Legalizing and regulating gambling on professional and college sports is the right decision for a number of reasons. But sitting on the sidelines while other states make money off of bettors, particularly Kentucky bettors, makes no sense. Not legalizing sports betting makes even less sense in a state that is home to one of sports betting’s most iconic events — the Kentucky Derby.
The most important factor in considering whether to legalize sports betting is that it’s already happening, just not legally. The debate over whether we should “introduce” sports betting in Kentucky would be different if it didn’t already exist. An economic impact study done by Oxford Economics for the American Gaming Association estimated that $107 billion in illegal sports betting occurred in just one year (2016-17).
Underground gambling accounting for that $107 billion includes neighborhood bookies and offshore gaming websites, but it also includes that casual office pool during March Madness and Super Bowl.

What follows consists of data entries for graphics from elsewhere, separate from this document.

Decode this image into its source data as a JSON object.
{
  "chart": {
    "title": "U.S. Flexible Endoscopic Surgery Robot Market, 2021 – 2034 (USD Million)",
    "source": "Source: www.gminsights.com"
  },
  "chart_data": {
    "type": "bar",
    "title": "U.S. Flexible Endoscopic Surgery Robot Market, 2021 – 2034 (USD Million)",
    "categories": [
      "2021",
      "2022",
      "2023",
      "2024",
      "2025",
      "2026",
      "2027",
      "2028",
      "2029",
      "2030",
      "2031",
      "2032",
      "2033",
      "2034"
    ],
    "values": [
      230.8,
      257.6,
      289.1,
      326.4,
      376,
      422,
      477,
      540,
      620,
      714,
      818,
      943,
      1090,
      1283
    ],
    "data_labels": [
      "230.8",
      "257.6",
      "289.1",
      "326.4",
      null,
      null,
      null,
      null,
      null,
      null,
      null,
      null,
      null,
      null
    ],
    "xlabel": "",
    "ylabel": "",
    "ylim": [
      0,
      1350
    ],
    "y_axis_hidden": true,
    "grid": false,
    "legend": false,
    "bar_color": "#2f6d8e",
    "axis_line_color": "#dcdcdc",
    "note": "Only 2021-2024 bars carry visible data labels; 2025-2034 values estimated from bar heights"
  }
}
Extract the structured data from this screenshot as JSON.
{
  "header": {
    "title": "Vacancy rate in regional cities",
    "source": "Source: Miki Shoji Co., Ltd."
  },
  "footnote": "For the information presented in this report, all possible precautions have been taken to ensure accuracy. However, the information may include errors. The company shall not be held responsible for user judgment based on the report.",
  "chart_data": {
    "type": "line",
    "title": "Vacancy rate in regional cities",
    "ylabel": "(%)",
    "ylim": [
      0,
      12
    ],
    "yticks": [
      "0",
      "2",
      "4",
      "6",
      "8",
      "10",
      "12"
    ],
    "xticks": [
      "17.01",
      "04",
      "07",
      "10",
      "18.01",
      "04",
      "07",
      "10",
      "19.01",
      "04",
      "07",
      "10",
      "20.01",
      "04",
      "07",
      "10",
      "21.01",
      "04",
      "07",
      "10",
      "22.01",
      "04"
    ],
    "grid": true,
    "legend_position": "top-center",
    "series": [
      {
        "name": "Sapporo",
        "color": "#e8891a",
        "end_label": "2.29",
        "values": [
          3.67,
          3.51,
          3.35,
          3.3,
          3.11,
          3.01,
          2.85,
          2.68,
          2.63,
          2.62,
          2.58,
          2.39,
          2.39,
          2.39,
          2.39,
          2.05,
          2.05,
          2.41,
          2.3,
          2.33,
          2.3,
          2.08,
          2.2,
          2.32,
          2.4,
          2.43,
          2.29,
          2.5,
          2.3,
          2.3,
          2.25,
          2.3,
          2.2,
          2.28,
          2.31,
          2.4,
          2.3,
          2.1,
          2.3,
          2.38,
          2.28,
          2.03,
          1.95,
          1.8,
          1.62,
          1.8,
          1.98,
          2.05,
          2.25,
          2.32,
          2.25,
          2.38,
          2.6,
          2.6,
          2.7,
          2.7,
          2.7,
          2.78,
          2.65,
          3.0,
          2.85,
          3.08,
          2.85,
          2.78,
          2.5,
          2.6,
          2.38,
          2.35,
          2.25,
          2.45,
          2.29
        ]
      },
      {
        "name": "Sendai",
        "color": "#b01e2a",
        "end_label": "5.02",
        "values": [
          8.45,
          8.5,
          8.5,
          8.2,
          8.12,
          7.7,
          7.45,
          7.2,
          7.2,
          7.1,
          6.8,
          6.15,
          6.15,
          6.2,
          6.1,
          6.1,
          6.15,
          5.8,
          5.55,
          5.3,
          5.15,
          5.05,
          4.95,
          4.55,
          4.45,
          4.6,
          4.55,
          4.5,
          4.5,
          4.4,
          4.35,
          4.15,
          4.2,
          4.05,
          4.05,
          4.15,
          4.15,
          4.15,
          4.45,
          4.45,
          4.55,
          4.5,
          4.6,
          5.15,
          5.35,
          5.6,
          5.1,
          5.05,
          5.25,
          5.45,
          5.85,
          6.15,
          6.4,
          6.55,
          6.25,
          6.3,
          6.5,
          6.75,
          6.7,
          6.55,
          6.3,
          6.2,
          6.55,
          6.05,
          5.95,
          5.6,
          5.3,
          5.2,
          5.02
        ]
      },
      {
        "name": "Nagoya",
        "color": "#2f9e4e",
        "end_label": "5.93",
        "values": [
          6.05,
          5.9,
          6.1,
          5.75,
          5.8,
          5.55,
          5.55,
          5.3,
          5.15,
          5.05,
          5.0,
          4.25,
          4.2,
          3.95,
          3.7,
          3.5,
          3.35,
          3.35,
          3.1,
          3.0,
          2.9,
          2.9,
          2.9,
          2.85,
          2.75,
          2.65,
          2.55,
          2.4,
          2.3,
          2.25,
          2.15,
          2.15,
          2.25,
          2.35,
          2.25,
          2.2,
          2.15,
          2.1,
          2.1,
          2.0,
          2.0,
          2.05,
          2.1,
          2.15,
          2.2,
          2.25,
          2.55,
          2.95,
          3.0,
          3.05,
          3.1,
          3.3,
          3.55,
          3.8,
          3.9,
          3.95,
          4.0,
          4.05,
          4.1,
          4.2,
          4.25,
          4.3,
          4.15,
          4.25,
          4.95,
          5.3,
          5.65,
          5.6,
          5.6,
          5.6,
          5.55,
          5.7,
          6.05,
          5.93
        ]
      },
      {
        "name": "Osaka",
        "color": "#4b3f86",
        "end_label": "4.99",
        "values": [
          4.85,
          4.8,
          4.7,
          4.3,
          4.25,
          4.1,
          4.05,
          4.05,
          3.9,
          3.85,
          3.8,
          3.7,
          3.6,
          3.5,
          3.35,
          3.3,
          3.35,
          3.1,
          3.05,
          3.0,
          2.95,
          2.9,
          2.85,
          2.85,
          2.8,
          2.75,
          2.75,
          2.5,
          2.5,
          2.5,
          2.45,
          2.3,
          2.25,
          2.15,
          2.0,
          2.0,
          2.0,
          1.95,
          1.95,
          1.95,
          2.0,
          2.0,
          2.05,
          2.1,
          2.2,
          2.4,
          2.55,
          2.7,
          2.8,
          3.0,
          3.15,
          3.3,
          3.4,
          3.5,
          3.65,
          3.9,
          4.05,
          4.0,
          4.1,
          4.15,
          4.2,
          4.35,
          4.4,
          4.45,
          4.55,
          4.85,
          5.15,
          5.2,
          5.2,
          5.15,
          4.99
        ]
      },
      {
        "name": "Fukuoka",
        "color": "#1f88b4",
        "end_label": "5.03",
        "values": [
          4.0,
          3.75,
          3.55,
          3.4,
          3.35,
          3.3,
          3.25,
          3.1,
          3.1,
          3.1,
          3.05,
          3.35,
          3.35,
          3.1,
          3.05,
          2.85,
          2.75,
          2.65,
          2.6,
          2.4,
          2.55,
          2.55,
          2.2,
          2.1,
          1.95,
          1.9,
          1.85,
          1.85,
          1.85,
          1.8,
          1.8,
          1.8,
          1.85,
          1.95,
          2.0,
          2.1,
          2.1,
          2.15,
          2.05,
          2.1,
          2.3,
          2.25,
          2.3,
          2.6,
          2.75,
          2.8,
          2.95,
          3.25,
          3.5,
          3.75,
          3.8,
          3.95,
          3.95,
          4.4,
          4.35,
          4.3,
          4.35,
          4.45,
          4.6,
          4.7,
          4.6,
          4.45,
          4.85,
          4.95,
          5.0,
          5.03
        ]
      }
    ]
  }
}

Wouldn’t it be nice for Kentucky to uphold its public pension obligations, or better fund public education, through taxes on sports books and economic activity from legalized sports betting?
Seeing how prevalent it already is in America, not to mention how mainstream sports betting has become around the world, it doesn’t exactly feel like criminal activity.
Particularly when nothing but a blurry line distinguishes morally and socially acceptable wagering from illicit gambling.
Fantasy sports are legal because they were determined to be a game of “skill,” not a game of chance. If fantasy football is a game of skill, then sports betting should have always been legal, while casino games and state lotteries — games of chance — should be illegal, because there are professional sports bettors who are skilled enough to come out on top.
If the government is trying to protect the poorest, most vulnerable from losing, their lotteries should be the first to go.
I have yet to discover a moral or social distinction between gambling on dice and gambling on players or horses, but apparently there’s one in the land of the free.
The truth is this distinction is a matter of what politicians arbitrarily determine to be morally corrupt and dangerous versus what is entertainment — or at least what their base believes is a vice or sin. But the ban on sports betting ultimately boils down to the government dictating how you can and can’t spend your money.
If you ask someone who has placed a $2 bet on a Derby horse, or had Villanova in their office pool this year, they might tell you they didn’t bet to get rich, but because they enjoyed the entertainment.
It is fair for lawmakers to be concerned about the harmful, even addicting, effects of sports betting — someone will surely lose their savings and cause their family hardship. But that happens now. At least, legalizing sports betting would provide more money to help gambling addicts.
The revenues created from taxing sports betting are needed. In Kentucky, where we face a pension crisis, opioid epidemic and countless other issues that come from being a poor state, we cannot refuse free money.
Lawmakers do have a choice:
Pretend this “criminal” activity isn’t going on, and argue that they’re saving the poor, weak gambling addict and his family… or fund the state pension systems, better fund public education, improve the state’s infrastructure — while also committing some new revenue to assist with gambling addiction.
Sports betting will become legal in other states around Kentucky. To not jump on board, even in a limited capacity, would be giving those states our money.
Gov. Matt Bevin’s initial response to the news was that he is “agnostic” and would look at lawmakers’ proposals before making a determination.
This is the opposite of leadership.
This is yet another example of our state being controlled by one man’s personal, religious objections and future political ambitions, at the expense of common-sense, responsible governance.